È compassione nel senso che, solo quando patiamo-con, o patiamo-per, l’oggetto del nostro amore, allora viviamo.

È dalla compassione che sorge la volontà di mantener vive tutte le relazioni (anche sbagliate): nella sua fatica vivificante, l’innamorato crede di veder nell’alterità il suo proprio riflesso significante. Un innamorato vero, proprio perché compassionevole, sopporta (e accetta!) sinanche il disprezzo dell’amato, annichilendosi a suo favore pur di non perderlo.

In breve, la compassione è la forma più completa d’amore, perché si rivolge al tutto dell’alterità: amando incondizionatamente, cerca di correggere i difetti ed esalta i pregi, ma proprio per questo aumenta esponenzialmente il rischio di sofferenza.

Se ci limitassimo all’attrazione o all’ammirazione, ogni delusione passerebbe istantaneamente: invece compatendo (amando totalmente) noi mettiamo in gioco non solo il corpo o l’anima, ma il nostro spirito, ovvero noi stessi in completezza: ci affidiamo all’altro e siamo in sua balìa, senza speranza di approdo sicuro, se non nel porto del suo cuore.
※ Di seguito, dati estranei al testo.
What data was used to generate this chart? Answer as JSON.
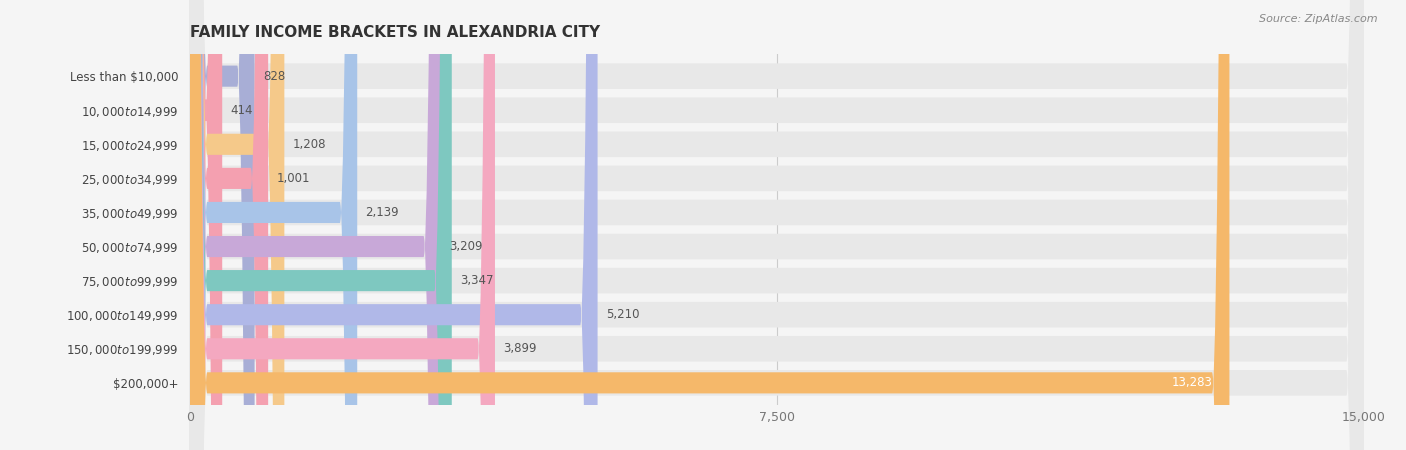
{
  "title": "FAMILY INCOME BRACKETS IN ALEXANDRIA CITY",
  "source": "Source: ZipAtlas.com",
  "categories": [
    "Less than $10,000",
    "$10,000 to $14,999",
    "$15,000 to $24,999",
    "$25,000 to $34,999",
    "$35,000 to $49,999",
    "$50,000 to $74,999",
    "$75,000 to $99,999",
    "$100,000 to $149,999",
    "$150,000 to $199,999",
    "$200,000+"
  ],
  "values": [
    828,
    414,
    1208,
    1001,
    2139,
    3209,
    3347,
    5210,
    3899,
    13283
  ],
  "bar_colors": [
    "#a8aed6",
    "#f4a0b0",
    "#f5c98a",
    "#f4a0b0",
    "#a8c4e8",
    "#c8a8d8",
    "#7ec8c0",
    "#b0b8e8",
    "#f4a8c0",
    "#f5b86a"
  ],
  "value_labels": [
    "828",
    "414",
    "1,208",
    "1,001",
    "2,139",
    "3,209",
    "3,347",
    "5,210",
    "3,899",
    "13,283"
  ],
  "xlim": [
    0,
    15000
  ],
  "xticks": [
    0,
    7500,
    15000
  ],
  "xtick_labels": [
    "0",
    "7,500",
    "15,000"
  ],
  "background_color": "#f5f5f5",
  "bar_background_color": "#e8e8e8",
  "title_fontsize": 11,
  "label_fontsize": 8.5,
  "value_fontsize": 8.5
}
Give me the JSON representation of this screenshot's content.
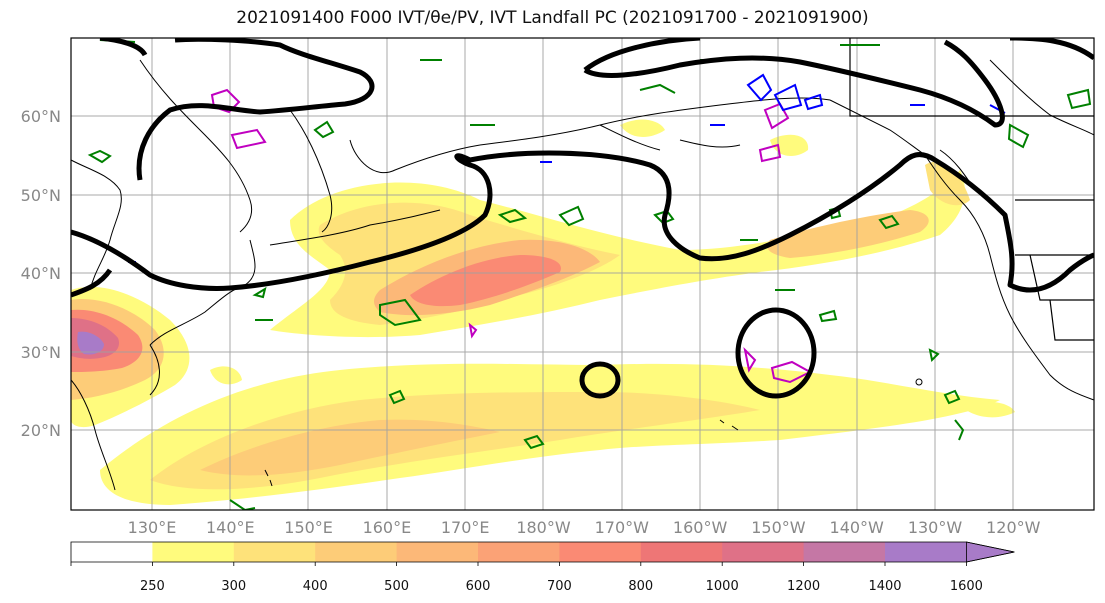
{
  "title": "2021091400 F000 IVT/θe/PV, IVT Landfall PC (2021091700 - 2021091900)",
  "map": {
    "lon_labels": [
      "130°E",
      "140°E",
      "150°E",
      "160°E",
      "170°E",
      "180°W",
      "170°W",
      "160°W",
      "150°W",
      "140°W",
      "130°W",
      "120°W"
    ],
    "lat_labels": [
      "60°N",
      "50°N",
      "40°N",
      "30°N",
      "20°N"
    ]
  },
  "colorbar": {
    "levels": [
      "250",
      "300",
      "400",
      "500",
      "600",
      "700",
      "800",
      "1000",
      "1200",
      "1400",
      "1600"
    ],
    "colors": [
      "#ffffff",
      "#fffb7d",
      "#fee27a",
      "#fdcc78",
      "#fcb878",
      "#fba276",
      "#fa8a74",
      "#ee7676",
      "#df7187",
      "#c577a5",
      "#a87bc8"
    ]
  },
  "colors": {
    "black_contour": "#000000",
    "green_contour": "#008000",
    "magenta_contour": "#c000c0",
    "blue_contour": "#0000ff",
    "graticule": "#a0a0a0"
  }
}
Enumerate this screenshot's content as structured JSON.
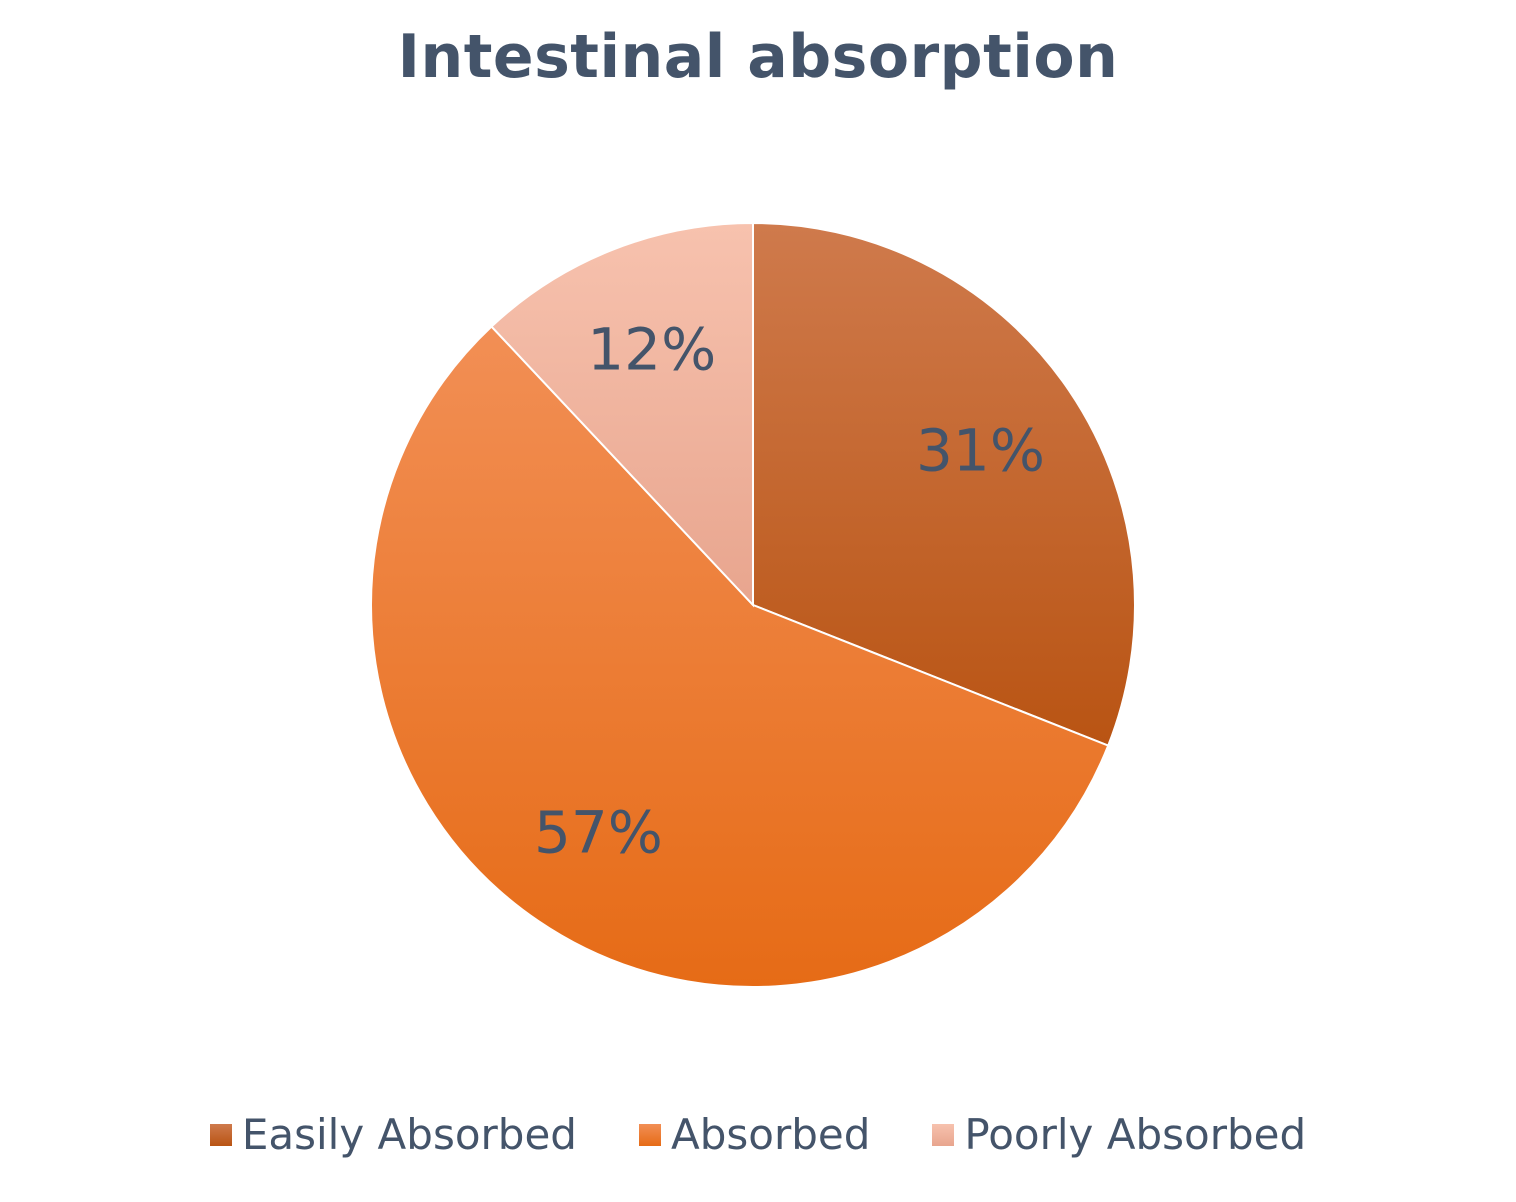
{
  "chart_data": {
    "type": "pie",
    "title": "Intestinal absorption",
    "slices": [
      {
        "name": "Easily Absorbed",
        "value": 31,
        "label": "31%",
        "color": "#c55a11"
      },
      {
        "name": "Absorbed",
        "value": 57,
        "label": "57%",
        "color": "#ed7d31"
      },
      {
        "name": "Poorly Absorbed",
        "value": 12,
        "label": "12%",
        "color": "#f4b183"
      }
    ],
    "start_angle": "12 o'clock",
    "direction": "clockwise",
    "legend_position": "bottom"
  }
}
A meno che, a freno del nostro cuore, non si ponga la forza straziante della malinconia.

PRESTO (TRISTE MOLTO)

E forse abbiamo solo ora trovato la definizione corretta di “amare”: affidare il nostro spirito a un estraneo, e sperare che non lo venda per trenta denari … e forse hanno ragione gli inglesi che, memori del verbo norreno “at love” che significa “impegnarsi”, il loro amore lo chiamano “love”, cioè “impegno”. Impegno a non far mai soffrire l’altro, completerei io.